Son 40 yıldırda Hollywood film endüstrisi tamamen devletin kontrolüne geçerek özellikle yahudi sermayesinin büyük fonlamalarıyla ABD'nin gücünü,kudretini ve haksız olsalarda haklı olduklarını gösteren bir çizgide yapımlarla dünya genelinde bir algı manüplasyonu yaparak kendi konumlarını sağlamlaştırmışlardır.Çok uzun bir zamandır Hollywood film endüstirisi başta yahudi kökenli Steven Spilberg'in başını çektiği bir "onay masası" çevresinde yönetilmektedir.Genelde Hollywood sineması 10 tane film çekiyor ise bunların 9 tanesi ABD'yi öven,1 taneside eleştiren yapım olarak çekiliyor yıllardır ancak son 5-6 yıldır Hollywood bambaşka bir sorunla boğuşmakta,bu sorun ise Netflix.Bu firmanın tamamen Hollywood onay masasını tanımaması ve sınır tanımaz yapımlarla eleştirisel yapımlara ağırlık vermesi başta Spilberg,Copolla gibi ünlü yönetmenlerin tepkisini alıyor ve Netflix'de onay masasından izin almadan oynayan oyunculara Hollywood'da rol vermeme tehdidi yapılıyor.Yani ABD sineması artık bu tarz eleştirisel filmleri çekmiyor,çektikleri eleştirisel filmlerin dozuda hep belli bir sınırda kalıyor ancak Netflix öyle değil.Eleştirisel yapımlarda en sivri şekilde ve en radikal konular üzerinden dizi ve film çekiyorlar.Bu durumda ABD'nin yıllar boyunca yarattığı güvenilir ve adaletli ülke imajını yerle bir ediyor.

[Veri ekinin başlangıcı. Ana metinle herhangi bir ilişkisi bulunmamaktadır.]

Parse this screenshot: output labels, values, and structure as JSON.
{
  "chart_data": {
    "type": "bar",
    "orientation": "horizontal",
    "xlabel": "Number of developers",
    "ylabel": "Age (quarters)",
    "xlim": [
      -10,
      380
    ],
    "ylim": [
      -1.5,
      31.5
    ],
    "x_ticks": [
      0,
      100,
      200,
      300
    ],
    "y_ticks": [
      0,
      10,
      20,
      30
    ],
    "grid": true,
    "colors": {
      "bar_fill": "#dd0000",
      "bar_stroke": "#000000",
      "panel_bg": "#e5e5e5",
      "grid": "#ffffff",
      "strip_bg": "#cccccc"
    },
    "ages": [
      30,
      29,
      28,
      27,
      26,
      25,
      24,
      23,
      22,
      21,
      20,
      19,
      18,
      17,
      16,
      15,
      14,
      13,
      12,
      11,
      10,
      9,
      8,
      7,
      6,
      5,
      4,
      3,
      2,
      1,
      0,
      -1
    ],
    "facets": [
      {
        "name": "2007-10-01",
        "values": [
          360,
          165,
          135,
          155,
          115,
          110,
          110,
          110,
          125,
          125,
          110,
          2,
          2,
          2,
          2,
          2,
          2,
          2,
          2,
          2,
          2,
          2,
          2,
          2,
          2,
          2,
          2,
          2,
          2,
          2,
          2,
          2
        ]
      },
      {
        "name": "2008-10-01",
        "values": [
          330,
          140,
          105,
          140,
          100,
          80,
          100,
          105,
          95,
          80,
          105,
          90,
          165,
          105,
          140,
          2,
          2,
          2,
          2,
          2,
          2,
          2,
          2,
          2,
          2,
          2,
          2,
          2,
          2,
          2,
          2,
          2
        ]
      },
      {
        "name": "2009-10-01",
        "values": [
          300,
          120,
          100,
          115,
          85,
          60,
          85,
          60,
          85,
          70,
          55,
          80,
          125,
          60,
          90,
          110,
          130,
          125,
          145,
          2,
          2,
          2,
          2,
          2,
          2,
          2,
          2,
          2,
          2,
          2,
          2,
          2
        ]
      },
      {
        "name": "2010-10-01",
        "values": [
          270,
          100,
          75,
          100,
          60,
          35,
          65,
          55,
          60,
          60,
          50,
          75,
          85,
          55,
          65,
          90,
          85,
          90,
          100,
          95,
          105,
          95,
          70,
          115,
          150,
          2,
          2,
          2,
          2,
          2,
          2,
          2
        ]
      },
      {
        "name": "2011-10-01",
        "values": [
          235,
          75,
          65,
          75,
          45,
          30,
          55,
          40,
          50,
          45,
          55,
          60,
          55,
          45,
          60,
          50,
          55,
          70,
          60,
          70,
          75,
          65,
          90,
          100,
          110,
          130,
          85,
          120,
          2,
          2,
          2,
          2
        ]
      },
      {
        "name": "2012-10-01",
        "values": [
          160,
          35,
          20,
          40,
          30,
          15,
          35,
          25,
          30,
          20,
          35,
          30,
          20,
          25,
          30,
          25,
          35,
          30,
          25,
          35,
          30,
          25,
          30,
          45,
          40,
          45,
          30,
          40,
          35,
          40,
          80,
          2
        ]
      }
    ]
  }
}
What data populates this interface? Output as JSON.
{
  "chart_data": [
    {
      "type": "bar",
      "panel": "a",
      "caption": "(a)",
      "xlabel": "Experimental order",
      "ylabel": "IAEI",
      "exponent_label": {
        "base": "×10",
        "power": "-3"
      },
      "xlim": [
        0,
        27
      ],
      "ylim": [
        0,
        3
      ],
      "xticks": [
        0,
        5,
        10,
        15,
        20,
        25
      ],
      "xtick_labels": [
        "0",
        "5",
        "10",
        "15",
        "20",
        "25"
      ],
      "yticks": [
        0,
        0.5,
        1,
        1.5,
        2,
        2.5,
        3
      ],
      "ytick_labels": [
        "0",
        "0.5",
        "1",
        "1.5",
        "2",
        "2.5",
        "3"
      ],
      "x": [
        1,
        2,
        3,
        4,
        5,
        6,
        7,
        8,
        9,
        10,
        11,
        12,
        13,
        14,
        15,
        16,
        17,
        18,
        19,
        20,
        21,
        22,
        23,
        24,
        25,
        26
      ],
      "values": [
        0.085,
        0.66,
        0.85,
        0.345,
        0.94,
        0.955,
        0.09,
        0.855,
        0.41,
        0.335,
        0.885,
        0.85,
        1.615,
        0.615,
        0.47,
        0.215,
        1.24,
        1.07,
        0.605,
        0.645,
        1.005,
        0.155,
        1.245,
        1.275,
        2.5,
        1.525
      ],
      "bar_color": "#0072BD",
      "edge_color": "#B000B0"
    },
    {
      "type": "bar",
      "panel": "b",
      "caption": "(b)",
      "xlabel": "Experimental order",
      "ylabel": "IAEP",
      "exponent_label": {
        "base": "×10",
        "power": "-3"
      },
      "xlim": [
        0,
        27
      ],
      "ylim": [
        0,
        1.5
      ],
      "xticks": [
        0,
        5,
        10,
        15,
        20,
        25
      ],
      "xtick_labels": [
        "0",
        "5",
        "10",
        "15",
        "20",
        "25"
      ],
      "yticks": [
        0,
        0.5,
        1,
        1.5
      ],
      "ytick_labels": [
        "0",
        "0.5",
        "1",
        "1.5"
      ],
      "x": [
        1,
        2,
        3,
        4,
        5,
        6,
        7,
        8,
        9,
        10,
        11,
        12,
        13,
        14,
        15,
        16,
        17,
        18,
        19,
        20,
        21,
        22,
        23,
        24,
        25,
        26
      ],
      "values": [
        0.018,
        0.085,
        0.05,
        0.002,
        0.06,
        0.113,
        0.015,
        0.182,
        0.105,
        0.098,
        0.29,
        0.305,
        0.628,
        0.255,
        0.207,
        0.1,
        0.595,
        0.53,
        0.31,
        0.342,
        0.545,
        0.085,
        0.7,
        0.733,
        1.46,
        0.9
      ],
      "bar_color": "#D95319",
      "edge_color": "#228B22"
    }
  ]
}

Kısacası soldier blue ve benzeri klasik kült filmler 1980 ler ile birlikte Hollywood nezlinde bitirildi.Daha çok rambo,rocky vb tip filmlerle ABD imajı tazelenmeye ve güçlü gösterilmeye çalışıldı,o dönemin Z kuşağına ise ABD'nin geçmiş kara lekeleri bu tarz pop corn filmlerle unutturlamaya gayret sarf edildi.Sadece 3-4 tane ön plana çıkan,çok ciddi ve klasikleşmiş filmler son 40 yılda sinemeya damga vurdu.Bunlardan bazıları; Kurtlarla dans,müfreze,doğum günü 4 temmuz,savaş günahları gibi gündemi sarsan ve adından sıkça konuşulan ödüllü filmler olmuştur.Bu filmlerde kendi dönemlerindeki yönetimlere sert mesajlar verilmek içinde çekilmiştir.Yani Hollywood film endüstrisi sanatı bir silah olarakda ABD yönetimlerine karşı her zaman kullanmıştır.
sıradışı bir western amerikanın katliyamlarını görmek açısından seyredilir.